The labor-related critics cited by Citizens Trade—Steelworkers, Machinists, CWA, and the Teamsters—have an immediate, American-jobs interest in fighting against free trade. This is a valid concern to say the least, but it also makes these parties rather strange bedfellows with an organization like Fight for the Future, whose anti-copyright agenda is not exactly supportive of domestic labor. Teamsters, for example, do a lot of work for the motion picture industry. And FFTF’s criticism, based solely on the premise that copyright enforcement is in conflict with free speech, is both unsound and wants to ignore the adverse effects of criminal-enterprise infringement of works like motion pictures.

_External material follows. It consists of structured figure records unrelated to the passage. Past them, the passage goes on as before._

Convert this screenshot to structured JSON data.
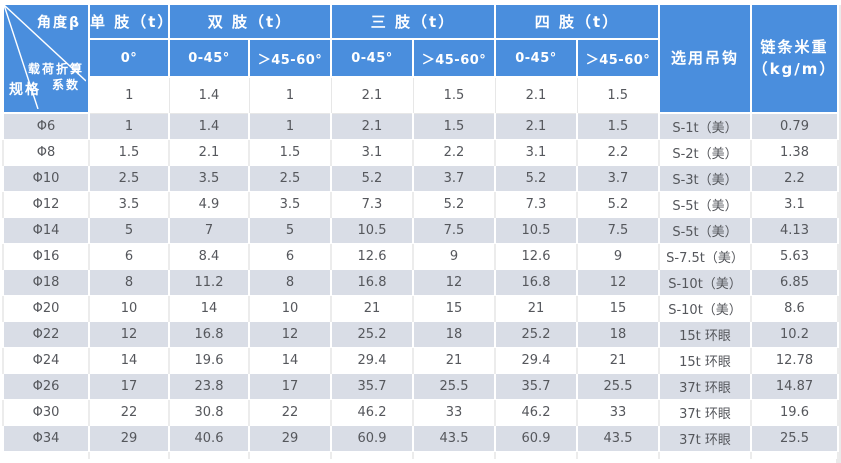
{
  "colors": {
    "header_blue": "#4a8edd",
    "stripe_gray": "#d9dde6",
    "row_white": "#ffffff",
    "header_text": "#ffffff",
    "data_text": "#55575c"
  },
  "table": {
    "corner": {
      "angle_label": "角度β",
      "load_factor_line1": "载荷折算",
      "load_factor_line2": "系数",
      "spec_label": "规格"
    },
    "group_headers": {
      "single": "单 肢（t）",
      "double": "双 肢（t）",
      "triple": "三 肢（t）",
      "quad": "四 肢（t）"
    },
    "angle_headers": [
      "0°",
      "0-45°",
      "＞45-60°",
      "0-45°",
      "＞45-60°",
      "0-45°",
      "＞45-60°"
    ],
    "hook_header": "选用吊钩",
    "weight_header_line1": "链条米重",
    "weight_header_line2": "（kg/m）",
    "coefficients": [
      "1",
      "1.4",
      "1",
      "2.1",
      "1.5",
      "2.1",
      "1.5"
    ],
    "rows": [
      {
        "spec": "Φ6",
        "values": [
          "1",
          "1.4",
          "1",
          "2.1",
          "1.5",
          "2.1",
          "1.5"
        ],
        "hook": "S-1t（美）",
        "weight": "0.79"
      },
      {
        "spec": "Φ8",
        "values": [
          "1.5",
          "2.1",
          "1.5",
          "3.1",
          "2.2",
          "3.1",
          "2.2"
        ],
        "hook": "S-2t（美）",
        "weight": "1.38"
      },
      {
        "spec": "Φ10",
        "values": [
          "2.5",
          "3.5",
          "2.5",
          "5.2",
          "3.7",
          "5.2",
          "3.7"
        ],
        "hook": "S-3t（美）",
        "weight": "2.2"
      },
      {
        "spec": "Φ12",
        "values": [
          "3.5",
          "4.9",
          "3.5",
          "7.3",
          "5.2",
          "7.3",
          "5.2"
        ],
        "hook": "S-5t（美）",
        "weight": "3.1"
      },
      {
        "spec": "Φ14",
        "values": [
          "5",
          "7",
          "5",
          "10.5",
          "7.5",
          "10.5",
          "7.5"
        ],
        "hook": "S-5t（美）",
        "weight": "4.13"
      },
      {
        "spec": "Φ16",
        "values": [
          "6",
          "8.4",
          "6",
          "12.6",
          "9",
          "12.6",
          "9"
        ],
        "hook": "S-7.5t（美）",
        "weight": "5.63"
      },
      {
        "spec": "Φ18",
        "values": [
          "8",
          "11.2",
          "8",
          "16.8",
          "12",
          "16.8",
          "12"
        ],
        "hook": "S-10t（美）",
        "weight": "6.85"
      },
      {
        "spec": "Φ20",
        "values": [
          "10",
          "14",
          "10",
          "21",
          "15",
          "21",
          "15"
        ],
        "hook": "S-10t（美）",
        "weight": "8.6"
      },
      {
        "spec": "Φ22",
        "values": [
          "12",
          "16.8",
          "12",
          "25.2",
          "18",
          "25.2",
          "18"
        ],
        "hook": "15t 环眼",
        "weight": "10.2"
      },
      {
        "spec": "Φ24",
        "values": [
          "14",
          "19.6",
          "14",
          "29.4",
          "21",
          "29.4",
          "21"
        ],
        "hook": "15t 环眼",
        "weight": "12.78"
      },
      {
        "spec": "Φ26",
        "values": [
          "17",
          "23.8",
          "17",
          "35.7",
          "25.5",
          "35.7",
          "25.5"
        ],
        "hook": "37t 环眼",
        "weight": "14.87"
      },
      {
        "spec": "Φ30",
        "values": [
          "22",
          "30.8",
          "22",
          "46.2",
          "33",
          "46.2",
          "33"
        ],
        "hook": "37t 环眼",
        "weight": "19.6"
      },
      {
        "spec": "Φ34",
        "values": [
          "29",
          "40.6",
          "29",
          "60.9",
          "43.5",
          "60.9",
          "43.5"
        ],
        "hook": "37t 环眼",
        "weight": "25.5"
      }
    ]
  }
}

Although certain pundits like to point to the total revenues of the American film industry as “proof” that large-scale piracy does no harm, the evidence is clear that investment in middle-market production is wavering as a direct result of piracy’s eroding margins for these products.* This can lead to fewer total projects being made with full budgets and union crews, which can lead to fewer teamsters being hired to support film and television production. Likewise, many members of the CWA have a direct interest in protecting copyrights around the world, so how is FFTF’s anti-IP agenda not a threat to those jobs in addition to any concerns regarding other aspects of the TPP?
In the end, I think it’s very tough to say whether or not we could, or would even want to, put the global-trade genie back in the bottle. What is not hard to say is that Fight for the Future’s gasping over the prospect that TPP would unify copyright terms among the partner nations and promote measures for enforcement is a naive, anti-progressive stance that ignores the complexities of the real world. Former Canadian diplomat Hugh Stephens describes a hypothetical—though not impossible—scenario in which Taiwan is invited to join the TPP, which would diversify its economic relationships, making it less dependent on China. Meanwhile, what do “digital rights” activists think is more likely to motivate a nation like China to migrate toward a more open society with an uncensored internet—rock concerts or global trade?
With regard to American jobs, there’s no getting past the fact that certain sectors have suffered from free trade deals. In response, I’m with those who say there are jobs to be had by investing in domestic infrastructure; it’s long overdue for renovation and cannot be outsourced. Maybe somebody should rock that.
*Although there is new investment in middle-market works predicated on Netflix-like models, it is too soon to know how this market will evolve to remain sustainable. It is also equally vulnerable to piracy.